Program Mission Statement
The Biomolecular Sciences Ph.D. Program fuses biological, chemical and physical sciences into a single curriculum, removing traditional barriers for interdisciplinary scientific thinking and education, and to prepare the next generation of scientists for success in cross-disciplinary research and development.
In our program, you will work closely with faculty to make cutting-edge research contributions in the biomolecular sciences, engage in multidisciplinary education, establish collaborations across the program’s science departments, and have the potential to interact with local industry partners. With course offerings assembled from various departments (Biology, Chemistry and Biochemistry, and Physics), coupled with a core curriculum focusing on fundamental concepts in biomolecular sciences, you can develop a degree plan that supports your research and career interests. By the end of your degree, you should possess the skills and knowledge necessary to develop a successful career, whether it is in academia, the private sector, or government agencies.

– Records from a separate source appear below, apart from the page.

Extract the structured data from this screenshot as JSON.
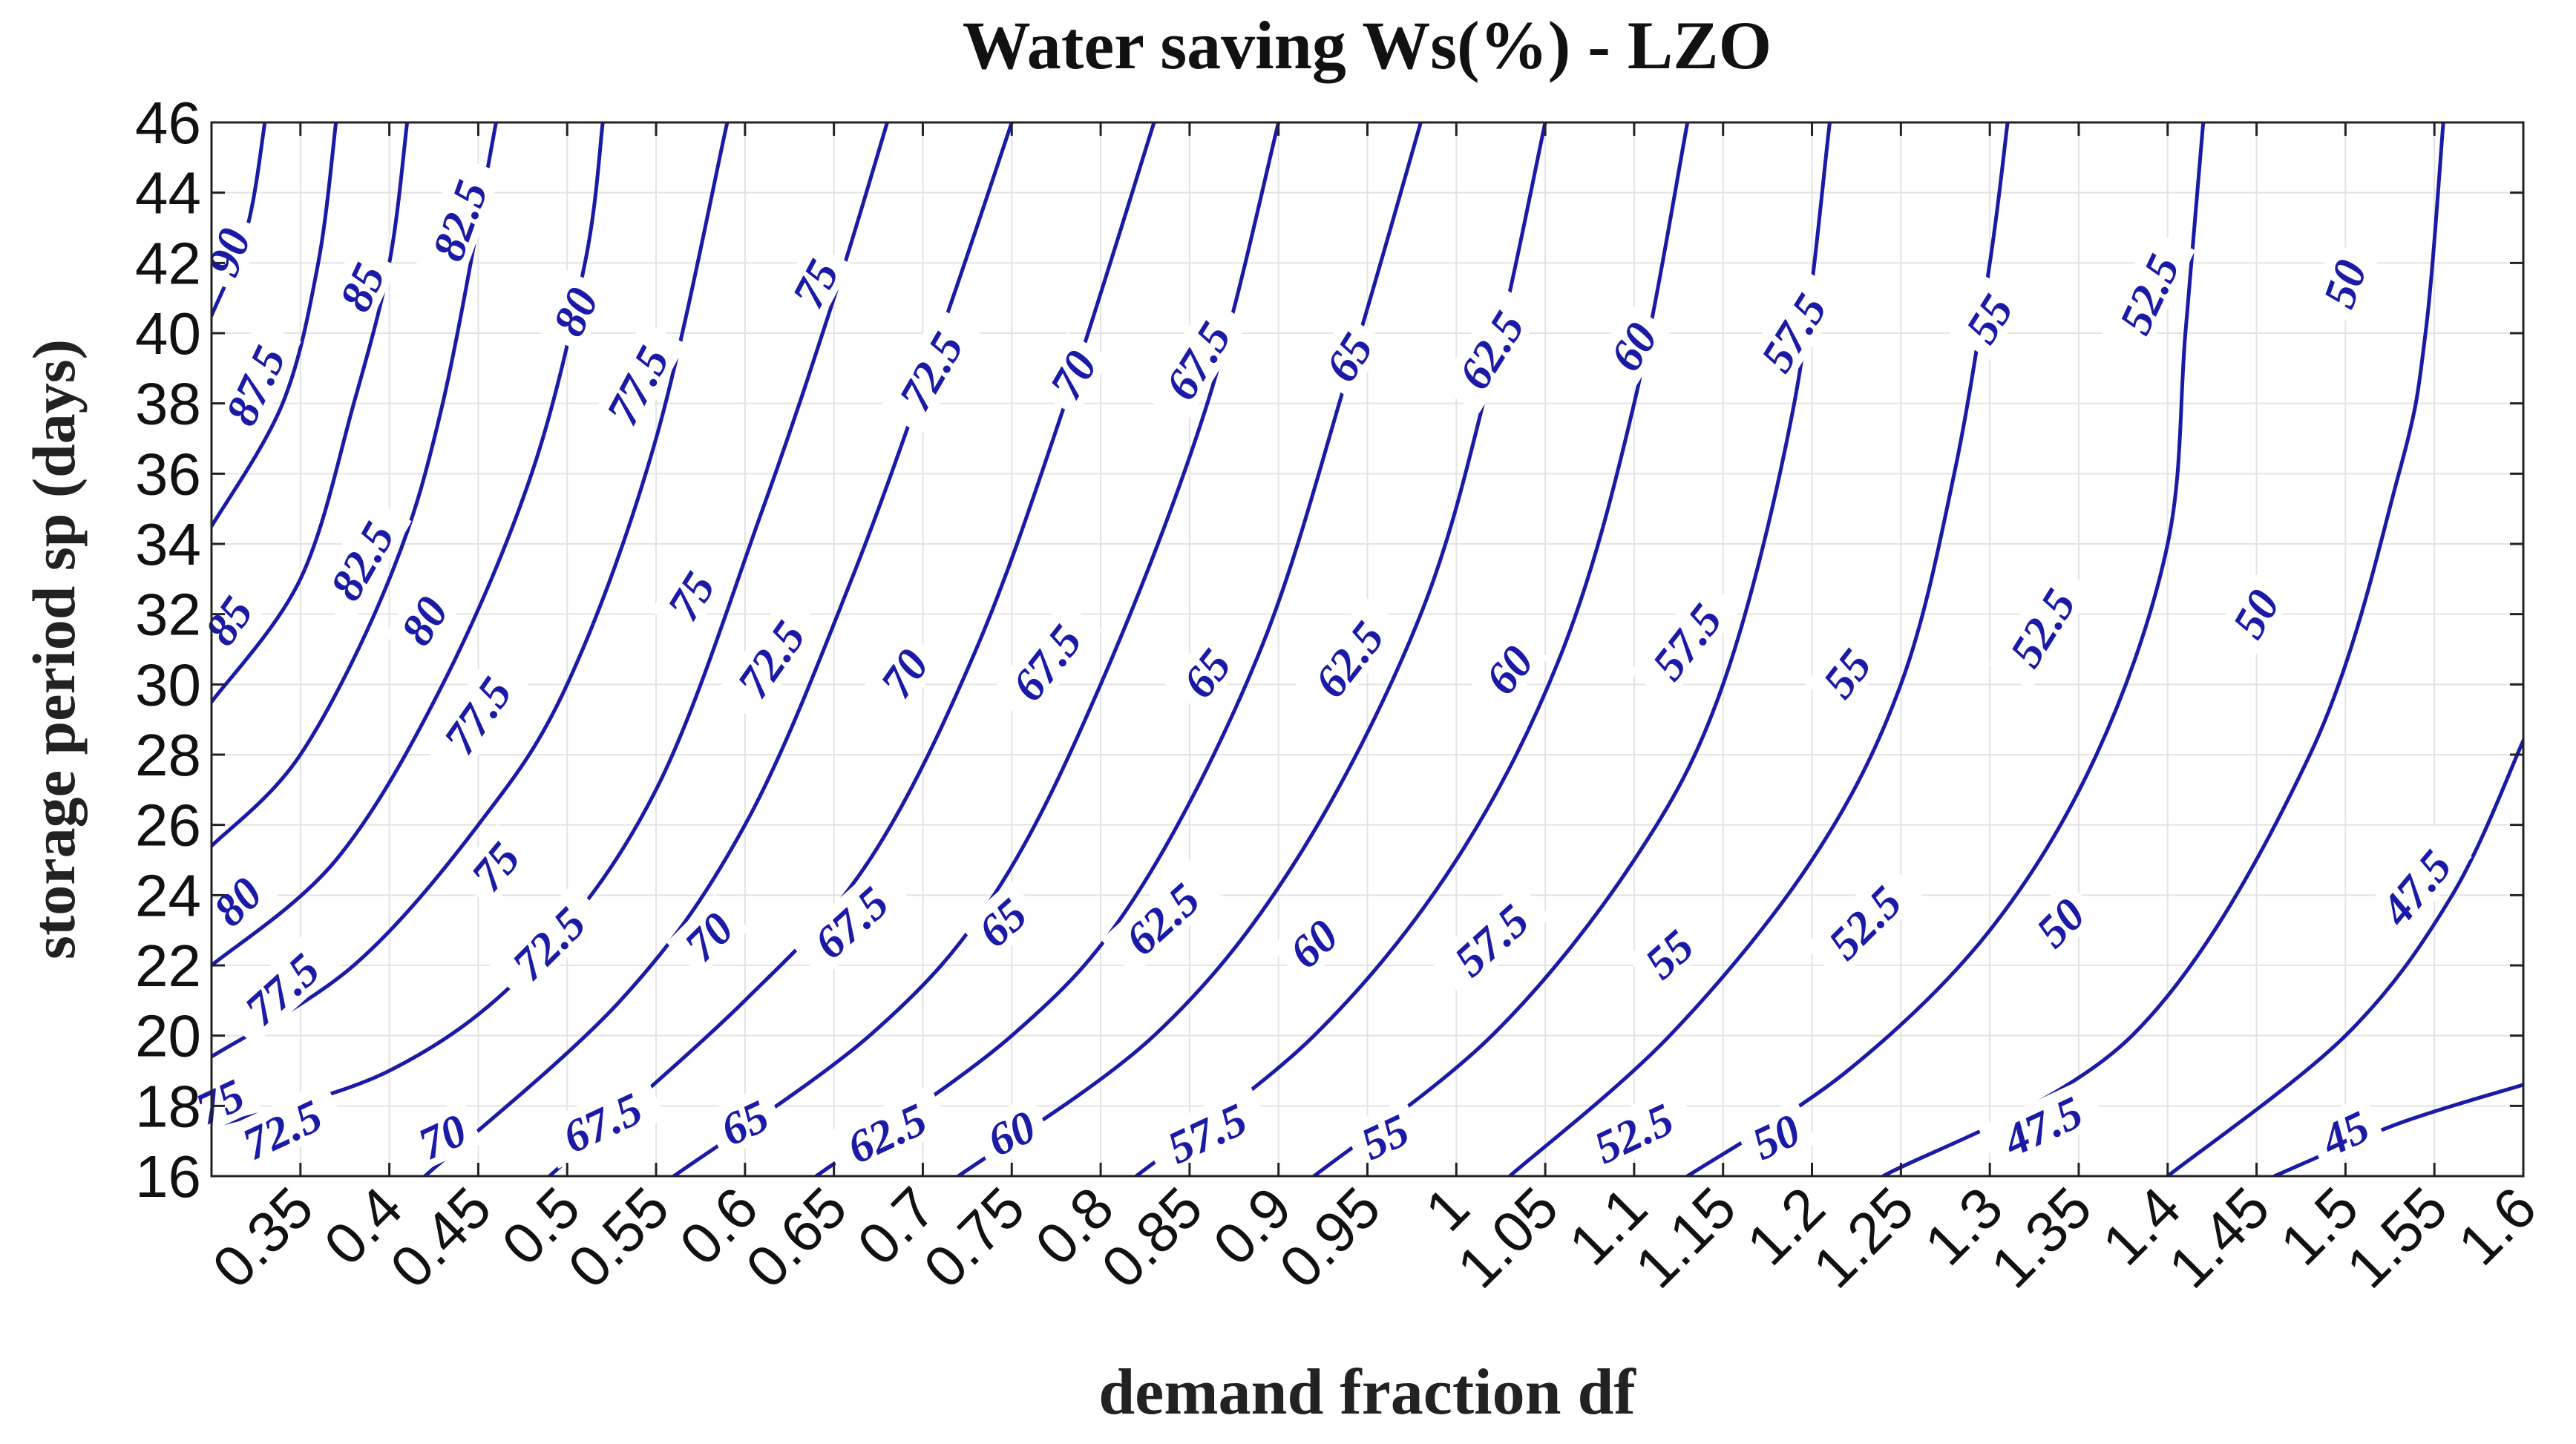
{
  "chart_data": {
    "type": "contour",
    "title": "Water saving  Ws(%) - LZO",
    "xlabel": "demand fraction df",
    "ylabel": "storage period sp (days)",
    "xlim": [
      0.3,
      1.6
    ],
    "ylim": [
      16,
      46
    ],
    "grid": true,
    "line_color": "#1a1aa6",
    "x_ticks": [
      "0.35",
      "0.4",
      "0.45",
      "0.5",
      "0.55",
      "0.6",
      "0.65",
      "0.7",
      "0.75",
      "0.8",
      "0.85",
      "0.9",
      "0.95",
      "1",
      "1.05",
      "1.1",
      "1.15",
      "1.2",
      "1.25",
      "1.3",
      "1.35",
      "1.4",
      "1.45",
      "1.5",
      "1.55",
      "1.6"
    ],
    "y_ticks": [
      "16",
      "18",
      "20",
      "22",
      "24",
      "26",
      "28",
      "30",
      "32",
      "34",
      "36",
      "38",
      "40",
      "42",
      "44",
      "46"
    ],
    "levels": [
      "45",
      "47.5",
      "50",
      "52.5",
      "55",
      "57.5",
      "60",
      "62.5",
      "65",
      "67.5",
      "70",
      "72.5",
      "75",
      "77.5",
      "80",
      "82.5",
      "85",
      "87.5",
      "90"
    ],
    "contours": [
      {
        "level": "45",
        "points": [
          [
            1.46,
            16
          ],
          [
            1.53,
            17.5
          ],
          [
            1.6,
            18.6
          ]
        ]
      },
      {
        "level": "47.5",
        "points": [
          [
            1.4,
            16
          ],
          [
            1.5,
            20
          ],
          [
            1.56,
            24
          ],
          [
            1.6,
            28.4
          ]
        ]
      },
      {
        "level": "50",
        "points": [
          [
            1.24,
            16
          ],
          [
            1.38,
            20
          ],
          [
            1.48,
            28
          ],
          [
            1.53,
            36
          ],
          [
            1.545,
            40
          ],
          [
            1.555,
            46
          ]
        ]
      },
      {
        "level": "52.5",
        "points": [
          [
            1.13,
            16
          ],
          [
            1.22,
            19
          ],
          [
            1.3,
            23
          ],
          [
            1.36,
            28
          ],
          [
            1.4,
            34
          ],
          [
            1.41,
            40
          ],
          [
            1.42,
            46
          ]
        ]
      },
      {
        "level": "55",
        "points": [
          [
            1.03,
            16
          ],
          [
            1.12,
            20
          ],
          [
            1.2,
            25
          ],
          [
            1.25,
            30
          ],
          [
            1.28,
            36
          ],
          [
            1.3,
            42
          ],
          [
            1.31,
            46
          ]
        ]
      },
      {
        "level": "57.5",
        "points": [
          [
            0.92,
            16
          ],
          [
            1.02,
            20
          ],
          [
            1.1,
            25
          ],
          [
            1.15,
            30
          ],
          [
            1.19,
            38
          ],
          [
            1.21,
            46
          ]
        ]
      },
      {
        "level": "60",
        "points": [
          [
            0.82,
            16
          ],
          [
            0.92,
            20
          ],
          [
            1.0,
            25
          ],
          [
            1.06,
            31
          ],
          [
            1.1,
            38
          ],
          [
            1.13,
            46
          ]
        ]
      },
      {
        "level": "62.5",
        "points": [
          [
            0.72,
            16
          ],
          [
            0.83,
            20
          ],
          [
            0.91,
            25
          ],
          [
            0.98,
            32
          ],
          [
            1.02,
            39
          ],
          [
            1.05,
            46
          ]
        ]
      },
      {
        "level": "65",
        "points": [
          [
            0.64,
            16
          ],
          [
            0.75,
            20
          ],
          [
            0.82,
            24
          ],
          [
            0.89,
            31
          ],
          [
            0.94,
            39
          ],
          [
            0.98,
            46
          ]
        ]
      },
      {
        "level": "67.5",
        "points": [
          [
            0.56,
            16
          ],
          [
            0.67,
            20
          ],
          [
            0.74,
            24
          ],
          [
            0.8,
            30
          ],
          [
            0.86,
            38
          ],
          [
            0.9,
            46
          ]
        ]
      },
      {
        "level": "70",
        "points": [
          [
            0.49,
            16
          ],
          [
            0.6,
            21
          ],
          [
            0.67,
            25
          ],
          [
            0.73,
            31
          ],
          [
            0.78,
            38
          ],
          [
            0.83,
            46
          ]
        ]
      },
      {
        "level": "72.5",
        "points": [
          [
            0.42,
            16
          ],
          [
            0.53,
            21
          ],
          [
            0.6,
            26
          ],
          [
            0.66,
            33
          ],
          [
            0.71,
            40
          ],
          [
            0.75,
            46
          ]
        ]
      },
      {
        "level": "75",
        "points": [
          [
            0.3,
            17.4
          ],
          [
            0.4,
            19
          ],
          [
            0.48,
            22
          ],
          [
            0.55,
            27
          ],
          [
            0.61,
            35
          ],
          [
            0.65,
            41
          ],
          [
            0.68,
            46
          ]
        ]
      },
      {
        "level": "77.5",
        "points": [
          [
            0.3,
            19.4
          ],
          [
            0.38,
            22
          ],
          [
            0.45,
            26
          ],
          [
            0.5,
            30
          ],
          [
            0.55,
            37
          ],
          [
            0.59,
            46
          ]
        ]
      },
      {
        "level": "80",
        "points": [
          [
            0.3,
            22
          ],
          [
            0.37,
            25
          ],
          [
            0.43,
            30
          ],
          [
            0.48,
            36
          ],
          [
            0.51,
            42
          ],
          [
            0.52,
            46
          ]
        ]
      },
      {
        "level": "82.5",
        "points": [
          [
            0.3,
            25.4
          ],
          [
            0.35,
            28
          ],
          [
            0.4,
            33
          ],
          [
            0.43,
            38
          ],
          [
            0.46,
            46
          ]
        ]
      },
      {
        "level": "85",
        "points": [
          [
            0.3,
            29.5
          ],
          [
            0.35,
            33
          ],
          [
            0.38,
            38
          ],
          [
            0.4,
            42
          ],
          [
            0.41,
            46
          ]
        ]
      },
      {
        "level": "87.5",
        "points": [
          [
            0.3,
            34.5
          ],
          [
            0.34,
            38
          ],
          [
            0.36,
            42
          ],
          [
            0.37,
            46
          ]
        ]
      },
      {
        "level": "90",
        "points": [
          [
            0.3,
            40.5
          ],
          [
            0.32,
            43
          ],
          [
            0.33,
            46
          ]
        ]
      }
    ],
    "labels": [
      {
        "text": "90",
        "x": 0.31,
        "y": 42.3,
        "angle": -70
      },
      {
        "text": "87.5",
        "x": 0.325,
        "y": 38.5,
        "angle": -65
      },
      {
        "text": "85",
        "x": 0.31,
        "y": 31.8,
        "angle": -55
      },
      {
        "text": "85",
        "x": 0.385,
        "y": 41.3,
        "angle": -65
      },
      {
        "text": "82.5",
        "x": 0.385,
        "y": 33.5,
        "angle": -60
      },
      {
        "text": "82.5",
        "x": 0.44,
        "y": 43.2,
        "angle": -70
      },
      {
        "text": "80",
        "x": 0.315,
        "y": 23.8,
        "angle": -45
      },
      {
        "text": "80",
        "x": 0.42,
        "y": 31.8,
        "angle": -58
      },
      {
        "text": "80",
        "x": 0.505,
        "y": 40.6,
        "angle": -65
      },
      {
        "text": "77.5",
        "x": 0.34,
        "y": 21.3,
        "angle": -42
      },
      {
        "text": "77.5",
        "x": 0.45,
        "y": 29.1,
        "angle": -55
      },
      {
        "text": "77.5",
        "x": 0.54,
        "y": 38.5,
        "angle": -62
      },
      {
        "text": "75",
        "x": 0.305,
        "y": 18.1,
        "angle": -25
      },
      {
        "text": "75",
        "x": 0.46,
        "y": 24.8,
        "angle": -50
      },
      {
        "text": "75",
        "x": 0.57,
        "y": 32.5,
        "angle": -58
      },
      {
        "text": "75",
        "x": 0.64,
        "y": 41.4,
        "angle": -62
      },
      {
        "text": "72.5",
        "x": 0.34,
        "y": 17.3,
        "angle": -25
      },
      {
        "text": "72.5",
        "x": 0.49,
        "y": 22.6,
        "angle": -45
      },
      {
        "text": "72.5",
        "x": 0.615,
        "y": 30.7,
        "angle": -55
      },
      {
        "text": "72.5",
        "x": 0.705,
        "y": 38.9,
        "angle": -60
      },
      {
        "text": "70",
        "x": 0.43,
        "y": 17.1,
        "angle": -25
      },
      {
        "text": "70",
        "x": 0.58,
        "y": 22.8,
        "angle": -45
      },
      {
        "text": "70",
        "x": 0.69,
        "y": 30.3,
        "angle": -55
      },
      {
        "text": "70",
        "x": 0.785,
        "y": 38.8,
        "angle": -60
      },
      {
        "text": "67.5",
        "x": 0.52,
        "y": 17.5,
        "angle": -25
      },
      {
        "text": "67.5",
        "x": 0.66,
        "y": 23.2,
        "angle": -42
      },
      {
        "text": "67.5",
        "x": 0.77,
        "y": 30.6,
        "angle": -52
      },
      {
        "text": "67.5",
        "x": 0.855,
        "y": 39.2,
        "angle": -58
      },
      {
        "text": "65",
        "x": 0.6,
        "y": 17.5,
        "angle": -25
      },
      {
        "text": "65",
        "x": 0.745,
        "y": 23.2,
        "angle": -42
      },
      {
        "text": "65",
        "x": 0.86,
        "y": 30.3,
        "angle": -52
      },
      {
        "text": "65",
        "x": 0.94,
        "y": 39.3,
        "angle": -58
      },
      {
        "text": "62.5",
        "x": 0.68,
        "y": 17.2,
        "angle": -25
      },
      {
        "text": "62.5",
        "x": 0.835,
        "y": 23.3,
        "angle": -42
      },
      {
        "text": "62.5",
        "x": 0.94,
        "y": 30.7,
        "angle": -52
      },
      {
        "text": "62.5",
        "x": 1.02,
        "y": 39.5,
        "angle": -58
      },
      {
        "text": "60",
        "x": 0.75,
        "y": 17.2,
        "angle": -25
      },
      {
        "text": "60",
        "x": 0.92,
        "y": 22.6,
        "angle": -42
      },
      {
        "text": "60",
        "x": 1.03,
        "y": 30.4,
        "angle": -52
      },
      {
        "text": "60",
        "x": 1.1,
        "y": 39.6,
        "angle": -58
      },
      {
        "text": "57.5",
        "x": 0.86,
        "y": 17.2,
        "angle": -25
      },
      {
        "text": "57.5",
        "x": 1.02,
        "y": 22.7,
        "angle": -42
      },
      {
        "text": "57.5",
        "x": 1.13,
        "y": 31.2,
        "angle": -52
      },
      {
        "text": "57.5",
        "x": 1.19,
        "y": 40.0,
        "angle": -58
      },
      {
        "text": "55",
        "x": 0.96,
        "y": 17.1,
        "angle": -25
      },
      {
        "text": "55",
        "x": 1.12,
        "y": 22.3,
        "angle": -42
      },
      {
        "text": "55",
        "x": 1.22,
        "y": 30.3,
        "angle": -52
      },
      {
        "text": "55",
        "x": 1.3,
        "y": 40.4,
        "angle": -58
      },
      {
        "text": "52.5",
        "x": 1.1,
        "y": 17.2,
        "angle": -25
      },
      {
        "text": "52.5",
        "x": 1.23,
        "y": 23.2,
        "angle": -45
      },
      {
        "text": "52.5",
        "x": 1.33,
        "y": 31.6,
        "angle": -58
      },
      {
        "text": "52.5",
        "x": 1.39,
        "y": 41.1,
        "angle": -65
      },
      {
        "text": "50",
        "x": 1.18,
        "y": 17.1,
        "angle": -25
      },
      {
        "text": "50",
        "x": 1.34,
        "y": 23.2,
        "angle": -45
      },
      {
        "text": "50",
        "x": 1.45,
        "y": 32.0,
        "angle": -60
      },
      {
        "text": "50",
        "x": 1.5,
        "y": 41.4,
        "angle": -70
      },
      {
        "text": "47.5",
        "x": 1.33,
        "y": 17.4,
        "angle": -25
      },
      {
        "text": "47.5",
        "x": 1.54,
        "y": 24.2,
        "angle": -50
      },
      {
        "text": "45",
        "x": 1.5,
        "y": 17.2,
        "angle": -25
      }
    ]
  }
}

This interdisciplinary program provides training in areas including biochemistry, bioinformatics, biophysics, cell biology, computational biology, molecular modeling, and molecular biology to foster an integrated and quantitative approach to biomolecular studies. The three courses of the core sequence will be taught by faculty in the departments of Biological Sciences (BMOL 601), Chemistry and Biochemistry (BMOL 602), and Physics (BMOL 603), in order to expose students in the program to the perspectives of each of these fields. The goal of the program is to train scientists to conduct high-quality independent research and work as part of an interdisciplinary team to improve the understanding of the complex nature of molecules in biological systems.
Each student works under the guidance of an interdisciplinary supervisory committee chaired by the student’s major advisor. In addition to completing the required coursework and passing the preliminary and comprehensive exams, students must complete a research dissertation which must represent an original and significant research contribution in the biomolecular sciences.